Discrete data

For many functions, discretization of the domain is straightforward. But if the function has singularities close to the domain of approximation, a continuum approach may be more robust.

The approximate function can take a vector of sample points as a domain. The given function is then evaluated only at those points, and the rational approximation is a fully discrete process that uses only the given data.

using RationalFunctionApproximation, ComplexRegions
x = -1:0.01:1
f = x -> tanh(5 * (x - 0.2))
r = approximate(f, x)

Barycentric{Float64, Float64} rational of type (11, 11) constructed from 201 samples

You can alternatively provide just the discrete function values yourself. The domain is always given second:

y = f.(x)
r = approximate(y, x)

Barycentric{Float64, Float64} rational of type (11, 11) constructed from 201 samples

As long as there are no singularities as close to the domain as the sample points are to one another, a basic discretization works well.

I = unit_interval
println("nearest pole is $(minimum(dist(z, I) for z in poles(r))) away")
_, err = check(r);
println("max error on the given domain: ", maximum(abs, err))

nearest pole is 0.31415926535638594 away
[ Info: Max error is 2.24e-14
max error on the given domain: 2.2426505097428162e-14

But if the distance to a singularity is comparable to the sample spacing, the quality of the approximation may suffer.
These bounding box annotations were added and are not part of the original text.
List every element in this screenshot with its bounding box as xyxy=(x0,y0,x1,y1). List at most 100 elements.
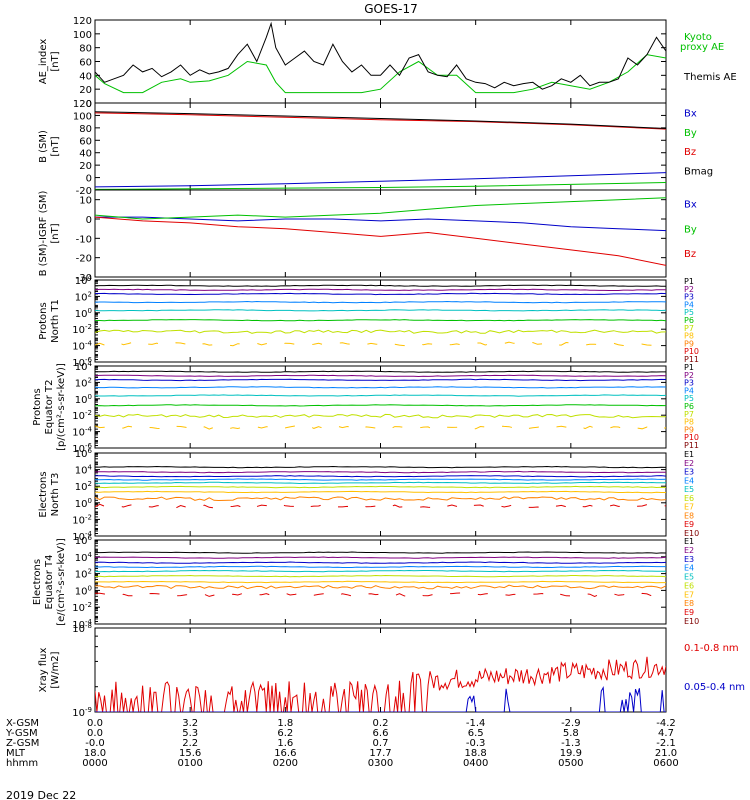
series-group xyxy=(95,111,666,190)
legend-entry: E5 xyxy=(684,485,694,494)
x-axis-row-label: hhmm xyxy=(6,758,38,769)
y-tick-label: 10-2 xyxy=(72,409,92,422)
y-tick-label: 60 xyxy=(79,136,92,147)
y-tick-label: 106 xyxy=(75,534,93,547)
series-line-bmag xyxy=(95,111,666,129)
series-line-bz xyxy=(95,112,666,130)
y-axis-label: North T3 xyxy=(50,473,61,517)
y-tick-label: 20 xyxy=(79,161,92,172)
series-line-p5 xyxy=(95,394,666,397)
legend-entry: E7 xyxy=(684,590,694,599)
x-axis-value: 21.0 xyxy=(655,748,677,759)
y-tick-label: 102 xyxy=(75,480,92,493)
legend-entry: P10 xyxy=(684,433,699,442)
legend-entry: P11 xyxy=(684,441,699,450)
series-group xyxy=(95,551,666,597)
series-line-e9 xyxy=(95,592,666,597)
y-tick-label: 0 xyxy=(86,215,92,226)
y-tick-label: 10-2 xyxy=(72,323,92,336)
y-axis-label: [nT] xyxy=(50,223,61,243)
y-tick-label: 102 xyxy=(75,568,92,581)
series-line-p1 xyxy=(95,284,666,287)
legend-entry: E1 xyxy=(684,537,694,546)
legend-entry: P8 xyxy=(684,418,694,427)
series-line-bz xyxy=(95,216,666,266)
y-axis-label: Protons xyxy=(32,388,43,425)
series-line-e9 xyxy=(95,503,666,509)
series-line-p6 xyxy=(95,319,666,322)
y-tick-label: 10-6 xyxy=(72,356,92,369)
series-line-p2 xyxy=(95,288,666,291)
y-tick-label: 10-9 xyxy=(72,706,92,719)
panel-frame xyxy=(94,279,667,363)
x-axis-value: 0.0 xyxy=(87,728,103,739)
legend-entry: E6 xyxy=(684,581,694,590)
series-line-p8 xyxy=(95,425,666,430)
y-axis-label: Xray flux xyxy=(38,648,49,693)
series-line-p6 xyxy=(95,404,666,407)
series-line-p2 xyxy=(95,374,666,378)
legend-entry: P2 xyxy=(684,371,694,380)
legend-entry: P1 xyxy=(684,363,694,372)
y-tick-label: 106 xyxy=(75,447,93,460)
series-line-xray-long xyxy=(95,656,666,712)
series-line-e8 xyxy=(95,496,666,502)
legend-entry: P6 xyxy=(684,316,694,325)
x-axis-value: -2.9 xyxy=(561,718,581,729)
y-tick-label: 104 xyxy=(75,551,93,564)
x-axis-value: 0200 xyxy=(273,758,298,769)
y-axis-label: B (SM) xyxy=(38,130,49,163)
x-axis-value: 0.7 xyxy=(373,738,389,749)
legend-entry: P8 xyxy=(684,332,694,341)
y-tick-label: 40 xyxy=(79,149,92,160)
panel-frame xyxy=(94,452,667,537)
y-tick-label: 120 xyxy=(73,99,92,110)
x-axis-value: 0300 xyxy=(368,758,393,769)
series-line-e4 xyxy=(95,478,666,481)
legend-entry: Bx xyxy=(684,109,697,120)
series-line-e5 xyxy=(95,569,666,573)
series-line-e3 xyxy=(95,475,666,478)
y-tick-label: 0 xyxy=(86,99,92,110)
x-axis-value: 6.6 xyxy=(373,728,389,739)
y-tick-label: 10-4 xyxy=(72,426,92,439)
legend-entry: By xyxy=(684,128,697,139)
x-axis-value: 18.8 xyxy=(465,748,487,759)
series-group xyxy=(95,197,666,266)
y-axis-label: [p/(cm²-s-sr-keV)] xyxy=(56,363,67,451)
y-axis-label: AE_index xyxy=(38,39,49,85)
series-line-e3 xyxy=(95,561,666,564)
y-tick-label: 102 xyxy=(75,290,92,303)
series-line-e7 xyxy=(95,490,666,494)
legend-entry: P3 xyxy=(684,379,694,388)
y-tick-label: 10-8 xyxy=(72,622,92,635)
series-line-e6 xyxy=(95,574,666,578)
y-axis-label: B (SM)-IGRF (SM) xyxy=(38,191,49,277)
x-axis-value: 2.2 xyxy=(182,738,198,749)
legend-entry: Themis AE xyxy=(683,72,737,83)
series-line-p3 xyxy=(95,292,666,296)
x-axis-row-label: MLT xyxy=(6,748,26,759)
y-axis-label: [nT] xyxy=(50,136,61,156)
legend-entry: E3 xyxy=(684,555,694,564)
y-tick-label: 80 xyxy=(79,44,92,55)
x-axis-value: -1.4 xyxy=(466,718,486,729)
x-axis-value: 3.2 xyxy=(182,718,198,729)
legend-entry: P7 xyxy=(684,324,694,333)
panel-frame xyxy=(94,365,667,449)
x-axis-value: -2.1 xyxy=(656,738,676,749)
y-tick-label: 10-2 xyxy=(72,601,92,614)
legend-entry: E9 xyxy=(684,520,694,529)
legend-entry: P11 xyxy=(684,355,699,364)
y-tick-label: 104 xyxy=(75,360,93,373)
series-line-p3 xyxy=(95,378,666,382)
series-line-e1 xyxy=(95,465,666,469)
y-tick-label: -20 xyxy=(76,254,92,265)
x-axis-value: 1.8 xyxy=(277,718,293,729)
legend-entry: Kyoto xyxy=(684,32,712,43)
Even worse, the method may not be aware that it has failed.

f = x -> tanh(400 * (x - 0.2))
r = approximate(f, x)
println("nearest pole is $(minimum(dist(z, I) for z in poles(r))) away")
_, err = check(r);
println("max error on the given domain: ", maximum(abs, err))
err = maximum(abs(f(x)- r(x)) for x in range(-1, 1, 3000))
println("max error on finer test points: ", err)

nearest pole is 0.004569419284272946 away
[ Info: Max error is 7.84e-14
max error on the given domain: 7.838174553853605e-14
max error on finer test points: 0.058457305710306495

In the continuous mode, the adaptive sampling of the domain attempts to ensure that the approximation is accurate everywhere.

r = approximate(f, I; tol=1e-12)
err = maximum(abs(f(x)- r(x)) for x in range(-1, 1, 3000))
println("max error on finer test points: ", err)

┌ Warning: Stopping with estimated error 1.698e-12 after 60 iterations
└ @ RationalFunctionApproximation ~/work/RationalFunctionApproximation.jl/RationalFunctionApproximation.jl/src/barycentric.jl:367
max error on finer test points: 1.938782467902911e-12